Can you grasp the experience of being seen through refracted rays of the typical stereotypes? The stereotypes are familiar: all gay men are effeminate; lesbians are haters of men; all homosexuals are neurotic, immature and irresponsible; they know nothing of love, only lust; homosexuals are responsible for AIDS; they are out to molest children and undermine morality.

Let’s return to the words of the “familiar stranger.” This person’s letter raises for the church questions filled with “hope and terror.” Is his/her sexuality truly a gift from God, a grace to be received with gratitude? Is he/she a child of God, bearing the image and capacity of God to love and be loved? Or, is he/she some grotesque cosmic error?

Beneath these questions is the crucial question: Is a person’s basic sexual orientation given, thereby discovered, or is it chosen? Specifically, does an individual choose to be homosexual or discover himself/herself homosexual? Most modern informed opinions conclude—- and it is my conclusion—- that one’s basic sexual orientation is a given and cannot be changed at will. Behavior can be changed, controlled and managed; one’s essential sexual preference cannot.

If that is true, how cruel of the church to judge as an “abomination” what is given in the physical and emotional development of a person. How uncharacteristic of God to allow a few to be inherently homosexual, yet condemn any acknowledgement and responsible, caring expression of that gift.

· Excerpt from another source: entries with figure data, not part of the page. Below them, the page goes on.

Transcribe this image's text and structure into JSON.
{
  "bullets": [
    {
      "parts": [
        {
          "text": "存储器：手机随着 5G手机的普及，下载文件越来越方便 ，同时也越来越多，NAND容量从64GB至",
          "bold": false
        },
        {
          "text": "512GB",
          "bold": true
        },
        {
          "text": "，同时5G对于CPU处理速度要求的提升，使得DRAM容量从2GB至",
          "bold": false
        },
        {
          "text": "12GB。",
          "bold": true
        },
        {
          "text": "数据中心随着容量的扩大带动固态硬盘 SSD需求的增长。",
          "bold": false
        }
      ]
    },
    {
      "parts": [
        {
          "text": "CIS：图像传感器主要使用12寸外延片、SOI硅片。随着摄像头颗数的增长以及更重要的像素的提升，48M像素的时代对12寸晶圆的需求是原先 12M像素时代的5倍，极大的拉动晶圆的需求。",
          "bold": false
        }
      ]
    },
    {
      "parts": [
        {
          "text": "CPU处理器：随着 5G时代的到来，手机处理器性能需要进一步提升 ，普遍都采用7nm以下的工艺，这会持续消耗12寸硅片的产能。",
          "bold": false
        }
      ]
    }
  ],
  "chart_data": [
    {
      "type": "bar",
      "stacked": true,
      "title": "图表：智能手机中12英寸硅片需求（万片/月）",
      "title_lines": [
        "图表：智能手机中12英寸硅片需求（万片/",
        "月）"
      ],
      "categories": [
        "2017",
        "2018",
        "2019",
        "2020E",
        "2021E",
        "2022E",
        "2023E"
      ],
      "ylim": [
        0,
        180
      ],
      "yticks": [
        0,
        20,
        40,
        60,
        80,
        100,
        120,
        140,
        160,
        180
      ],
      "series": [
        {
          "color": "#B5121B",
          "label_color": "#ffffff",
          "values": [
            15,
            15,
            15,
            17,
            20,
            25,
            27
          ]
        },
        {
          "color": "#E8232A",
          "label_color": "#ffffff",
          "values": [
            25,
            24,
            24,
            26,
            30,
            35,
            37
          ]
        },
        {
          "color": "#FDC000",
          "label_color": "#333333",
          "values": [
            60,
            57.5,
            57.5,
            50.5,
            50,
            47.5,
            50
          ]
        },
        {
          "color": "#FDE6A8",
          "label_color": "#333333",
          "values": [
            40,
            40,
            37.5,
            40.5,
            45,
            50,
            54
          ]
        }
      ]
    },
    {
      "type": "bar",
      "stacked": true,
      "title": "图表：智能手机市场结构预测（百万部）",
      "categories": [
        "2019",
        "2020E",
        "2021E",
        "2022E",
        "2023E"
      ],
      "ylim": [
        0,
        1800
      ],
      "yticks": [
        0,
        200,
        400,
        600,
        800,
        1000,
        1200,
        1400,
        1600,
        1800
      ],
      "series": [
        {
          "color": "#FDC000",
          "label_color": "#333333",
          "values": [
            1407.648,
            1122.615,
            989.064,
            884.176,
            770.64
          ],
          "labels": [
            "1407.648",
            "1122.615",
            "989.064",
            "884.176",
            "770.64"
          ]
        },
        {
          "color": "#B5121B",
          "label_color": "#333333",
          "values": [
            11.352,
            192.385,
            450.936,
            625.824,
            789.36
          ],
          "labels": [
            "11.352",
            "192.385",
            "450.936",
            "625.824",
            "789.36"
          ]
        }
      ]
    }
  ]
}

But many of you would counter: “Homosexual acts are condemned in scripture as the abomination of God.” True, the Bible, when referring to homosexual acts, does condemn them as expressions of lust and pagan idolatry. Romans 1:24–27 is the clearest illustration. Both in this passage and in general, scripture confronts as wrong all exploitative, impersonal, self-centered, promiscuous sexual acts—whether heterosexual or homosexual.

So, for good reason, we are alarmed by the promiscuous activity of many homosexuals. But so are responsible gays. Are we equally alarmed over the widespread unfaithful, promiscuous heterosexual behavior? Both are confronted as destructive and sinful in scripture.

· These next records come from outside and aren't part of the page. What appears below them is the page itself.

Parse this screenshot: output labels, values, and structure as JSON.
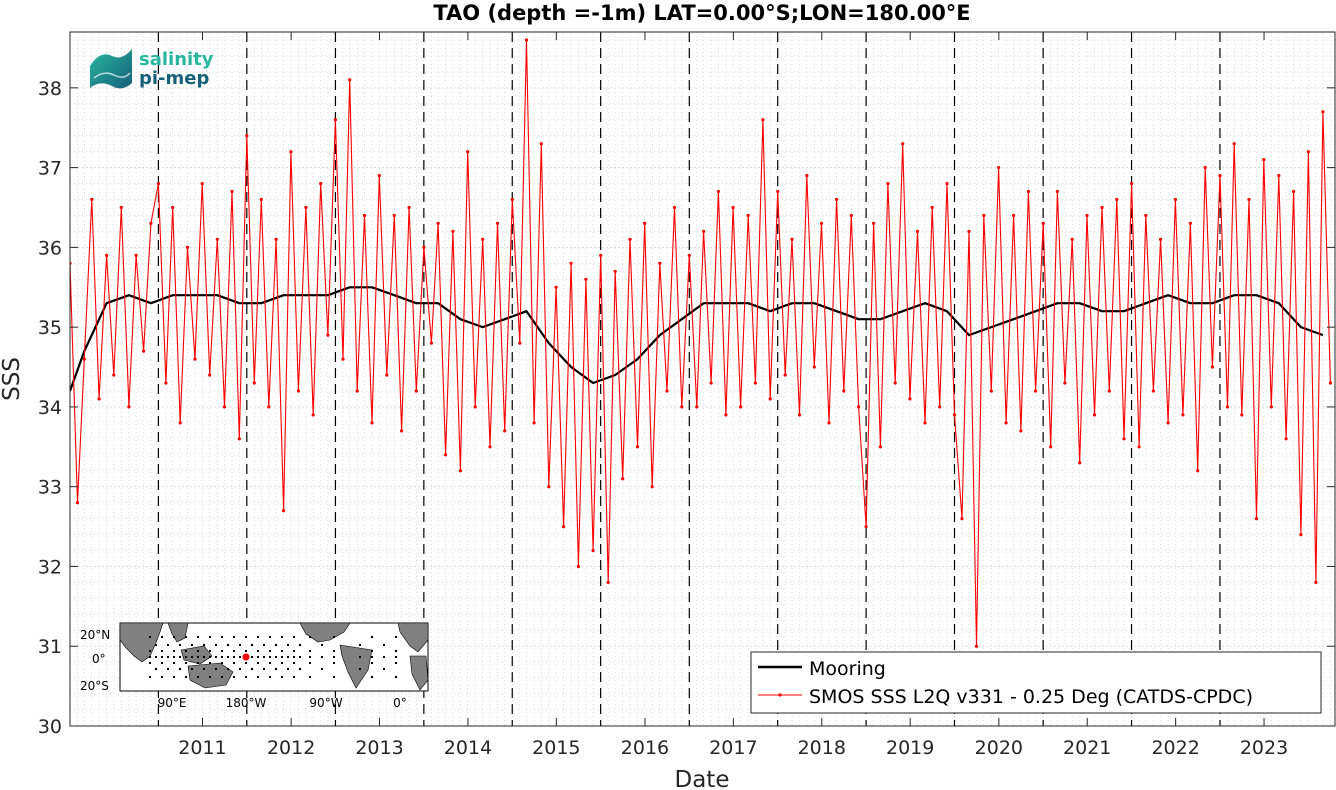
{
  "chart_data": {
    "type": "line",
    "title": "TAO (depth =-1m) LAT=0.00°S;LON=180.00°E",
    "xlabel": "Date",
    "ylabel": "SSS",
    "xlim": [
      "2010-01-01",
      "2024-04-20"
    ],
    "ylim": [
      30,
      38.7
    ],
    "grid": true,
    "minor_grid": true,
    "x_ticks": [
      "2011",
      "2012",
      "2013",
      "2014",
      "2015",
      "2016",
      "2017",
      "2018",
      "2019",
      "2020",
      "2021",
      "2022",
      "2023"
    ],
    "y_ticks": [
      "30",
      "31",
      "32",
      "33",
      "34",
      "35",
      "36",
      "37",
      "38"
    ],
    "year_divider_dates": [
      "2011-01-01",
      "2012-01-01",
      "2013-01-01",
      "2014-01-01",
      "2015-01-01",
      "2016-01-01",
      "2017-01-01",
      "2018-01-01",
      "2019-01-01",
      "2020-01-01",
      "2021-01-01",
      "2022-01-01",
      "2023-01-01"
    ],
    "legend_position": "bottom-right",
    "series": [
      {
        "name": "Mooring",
        "color": "#000000",
        "marker": "none",
        "x": [
          "2010-01-01",
          "2010-03-01",
          "2010-06-01",
          "2010-09-01",
          "2010-12-01",
          "2011-03-01",
          "2011-06-01",
          "2011-09-01",
          "2011-12-01",
          "2012-03-01",
          "2012-06-01",
          "2012-09-01",
          "2012-12-01",
          "2013-03-01",
          "2013-06-01",
          "2013-09-01",
          "2013-12-01",
          "2014-03-01",
          "2014-06-01",
          "2014-09-01",
          "2014-12-01",
          "2015-03-01",
          "2015-06-01",
          "2015-09-01",
          "2015-12-01",
          "2016-03-01",
          "2016-06-01",
          "2016-09-01",
          "2016-12-01",
          "2017-03-01",
          "2017-06-01",
          "2017-09-01",
          "2017-12-01",
          "2018-03-01",
          "2018-06-01",
          "2018-09-01",
          "2018-12-01",
          "2019-03-01",
          "2019-06-01",
          "2019-09-01",
          "2019-12-01",
          "2020-03-01",
          "2020-06-01",
          "2020-09-01",
          "2020-12-01",
          "2021-03-01",
          "2021-06-01",
          "2021-09-01",
          "2021-12-01",
          "2022-03-01",
          "2022-06-01",
          "2022-09-01",
          "2022-12-01",
          "2023-03-01",
          "2023-06-01",
          "2023-09-01",
          "2023-12-01",
          "2024-03-01"
        ],
        "values": [
          34.2,
          34.7,
          35.3,
          35.4,
          35.3,
          35.4,
          35.4,
          35.4,
          35.3,
          35.3,
          35.4,
          35.4,
          35.4,
          35.5,
          35.5,
          35.4,
          35.3,
          35.3,
          35.1,
          35.0,
          35.1,
          35.2,
          34.8,
          34.5,
          34.3,
          34.4,
          34.6,
          34.9,
          35.1,
          35.3,
          35.3,
          35.3,
          35.2,
          35.3,
          35.3,
          35.2,
          35.1,
          35.1,
          35.2,
          35.3,
          35.2,
          34.9,
          35.0,
          35.1,
          35.2,
          35.3,
          35.3,
          35.2,
          35.2,
          35.3,
          35.4,
          35.3,
          35.3,
          35.4,
          35.4,
          35.3,
          35.0,
          34.9
        ]
      },
      {
        "name": "SMOS SSS L2Q v331 - 0.25 Deg (CATDS-CPDC)",
        "color": "#ff0000",
        "marker": "dot",
        "x": [
          "2010-01-01",
          "2010-02-01",
          "2010-03-01",
          "2010-04-01",
          "2010-05-01",
          "2010-06-01",
          "2010-07-01",
          "2010-08-01",
          "2010-09-01",
          "2010-10-01",
          "2010-11-01",
          "2010-12-01",
          "2011-01-01",
          "2011-02-01",
          "2011-03-01",
          "2011-04-01",
          "2011-05-01",
          "2011-06-01",
          "2011-07-01",
          "2011-08-01",
          "2011-09-01",
          "2011-10-01",
          "2011-11-01",
          "2011-12-01",
          "2012-01-01",
          "2012-02-01",
          "2012-03-01",
          "2012-04-01",
          "2012-05-01",
          "2012-06-01",
          "2012-07-01",
          "2012-08-01",
          "2012-09-01",
          "2012-10-01",
          "2012-11-01",
          "2012-12-01",
          "2013-01-01",
          "2013-02-01",
          "2013-03-01",
          "2013-04-01",
          "2013-05-01",
          "2013-06-01",
          "2013-07-01",
          "2013-08-01",
          "2013-09-01",
          "2013-10-01",
          "2013-11-01",
          "2013-12-01",
          "2014-01-01",
          "2014-02-01",
          "2014-03-01",
          "2014-04-01",
          "2014-05-01",
          "2014-06-01",
          "2014-07-01",
          "2014-08-01",
          "2014-09-01",
          "2014-10-01",
          "2014-11-01",
          "2014-12-01",
          "2015-01-01",
          "2015-02-01",
          "2015-03-01",
          "2015-04-01",
          "2015-05-01",
          "2015-06-01",
          "2015-07-01",
          "2015-08-01",
          "2015-09-01",
          "2015-10-01",
          "2015-11-01",
          "2015-12-01",
          "2016-01-01",
          "2016-02-01",
          "2016-03-01",
          "2016-04-01",
          "2016-05-01",
          "2016-06-01",
          "2016-07-01",
          "2016-08-01",
          "2016-09-01",
          "2016-10-01",
          "2016-11-01",
          "2016-12-01",
          "2017-01-01",
          "2017-02-01",
          "2017-03-01",
          "2017-04-01",
          "2017-05-01",
          "2017-06-01",
          "2017-07-01",
          "2017-08-01",
          "2017-09-01",
          "2017-10-01",
          "2017-11-01",
          "2017-12-01",
          "2018-01-01",
          "2018-02-01",
          "2018-03-01",
          "2018-04-01",
          "2018-05-01",
          "2018-06-01",
          "2018-07-01",
          "2018-08-01",
          "2018-09-01",
          "2018-10-01",
          "2018-11-01",
          "2018-12-01",
          "2019-01-01",
          "2019-02-01",
          "2019-03-01",
          "2019-04-01",
          "2019-05-01",
          "2019-06-01",
          "2019-07-01",
          "2019-08-01",
          "2019-09-01",
          "2019-10-01",
          "2019-11-01",
          "2019-12-01",
          "2020-01-01",
          "2020-02-01",
          "2020-03-01",
          "2020-04-01",
          "2020-05-01",
          "2020-06-01",
          "2020-07-01",
          "2020-08-01",
          "2020-09-01",
          "2020-10-01",
          "2020-11-01",
          "2020-12-01",
          "2021-01-01",
          "2021-02-01",
          "2021-03-01",
          "2021-04-01",
          "2021-05-01",
          "2021-06-01",
          "2021-07-01",
          "2021-08-01",
          "2021-09-01",
          "2021-10-01",
          "2021-11-01",
          "2021-12-01",
          "2022-01-01",
          "2022-02-01",
          "2022-03-01",
          "2022-04-01",
          "2022-05-01",
          "2022-06-01",
          "2022-07-01",
          "2022-08-01",
          "2022-09-01",
          "2022-10-01",
          "2022-11-01",
          "2022-12-01",
          "2023-01-01",
          "2023-02-01",
          "2023-03-01",
          "2023-04-01",
          "2023-05-01",
          "2023-06-01",
          "2023-07-01",
          "2023-08-01",
          "2023-09-01",
          "2023-10-01",
          "2023-11-01",
          "2023-12-01",
          "2024-01-01",
          "2024-02-01",
          "2024-03-01",
          "2024-04-01"
        ],
        "values": [
          35.8,
          32.8,
          34.6,
          36.6,
          34.1,
          35.9,
          34.4,
          36.5,
          34.0,
          35.9,
          34.7,
          36.3,
          36.8,
          34.3,
          36.5,
          33.8,
          36.0,
          34.6,
          36.8,
          34.4,
          36.1,
          34.0,
          36.7,
          33.6,
          37.4,
          34.3,
          36.6,
          34.0,
          36.1,
          32.7,
          37.2,
          34.2,
          36.5,
          33.9,
          36.8,
          34.9,
          37.6,
          34.6,
          38.1,
          34.2,
          36.4,
          33.8,
          36.9,
          34.4,
          36.4,
          33.7,
          36.5,
          34.2,
          36.0,
          34.8,
          36.3,
          33.4,
          36.2,
          33.2,
          37.2,
          34.0,
          36.1,
          33.5,
          36.3,
          33.7,
          36.6,
          34.8,
          38.6,
          33.8,
          37.3,
          33.0,
          35.5,
          32.5,
          35.8,
          32.0,
          35.6,
          32.2,
          35.9,
          31.8,
          35.7,
          33.1,
          36.1,
          33.5,
          36.3,
          33.0,
          35.8,
          34.2,
          36.5,
          34.0,
          35.9,
          34.0,
          36.2,
          34.3,
          36.7,
          33.9,
          36.5,
          34.0,
          36.4,
          34.3,
          37.6,
          34.1,
          36.7,
          34.4,
          36.1,
          33.9,
          36.9,
          34.5,
          36.3,
          33.8,
          36.6,
          34.2,
          36.4,
          34.0,
          32.5,
          36.3,
          33.5,
          36.8,
          34.3,
          37.3,
          34.1,
          36.2,
          33.8,
          36.5,
          34.0,
          36.8,
          33.9,
          32.6,
          36.2,
          31.0,
          36.4,
          34.2,
          37.0,
          33.8,
          36.4,
          33.7,
          36.7,
          34.2,
          36.3,
          33.5,
          36.7,
          34.3,
          36.1,
          33.3,
          36.4,
          33.9,
          36.5,
          34.2,
          36.6,
          33.6,
          36.8,
          33.5,
          36.4,
          34.2,
          36.1,
          33.8,
          36.6,
          33.9,
          36.3,
          33.2,
          37.0,
          34.5,
          36.9,
          34.0,
          37.3,
          33.9,
          36.6,
          32.6,
          37.1,
          34.0,
          36.9,
          33.6,
          36.7,
          32.4,
          37.2,
          31.8,
          37.7,
          34.3
        ]
      }
    ],
    "inset_map": {
      "lat_labels": [
        "20°N",
        "0°",
        "20°S"
      ],
      "lon_labels": [
        "90°E",
        "180°W",
        "90°W",
        "0°"
      ],
      "land_color": "#808080",
      "highlight_color": "#ff0000"
    },
    "logo": {
      "line1": "salinity",
      "line2": "pi-mep"
    }
  }
}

Yet, the Bible does not condemn homosexuality as a sexual orientation. It is silent on the issue. To be homosexual constitutionally is a rather recent understanding. The biblical writers likely assumed that everyone was basically heterosexual. Therefore, any homosexual acts would be viewed as totally “unnatural,” going against the grain of creation.

Another silence. The Bible does not say anything one way or another about long-term, committed, caring homosexual relationships.

There is a third silence. Jesus, our most authoritative biblical Word made flesh, made no known reference to homosexuality.

Clearly, homosexuality is not a prominent issue in the Bible. I suspect that our culturally induced fear and repulsion of homosexuality prompts us to generalize upon a few selected passages. Surely the greater biblical mandate is to love homosexual persons—to confront behavior when it is destructive, to understand the pain of their oppression, to address the rejected and condemned, both straight and gay, with the love of Christ.

This is a time for listening. Let our Christian responses to homosexuality be shared clearly, boldly, gracefully, humbly in the best spirit of our Baptist heritage of free expression. Homosexuality is not an “issue,” it is people. As a pastor, drawing from pastoral experience, I urge that we listen for the voice of God—not only in one another’s witness, not only in the witness of scripture, but in the storied struggle of our neighbor, the gay and lesbian in our midst.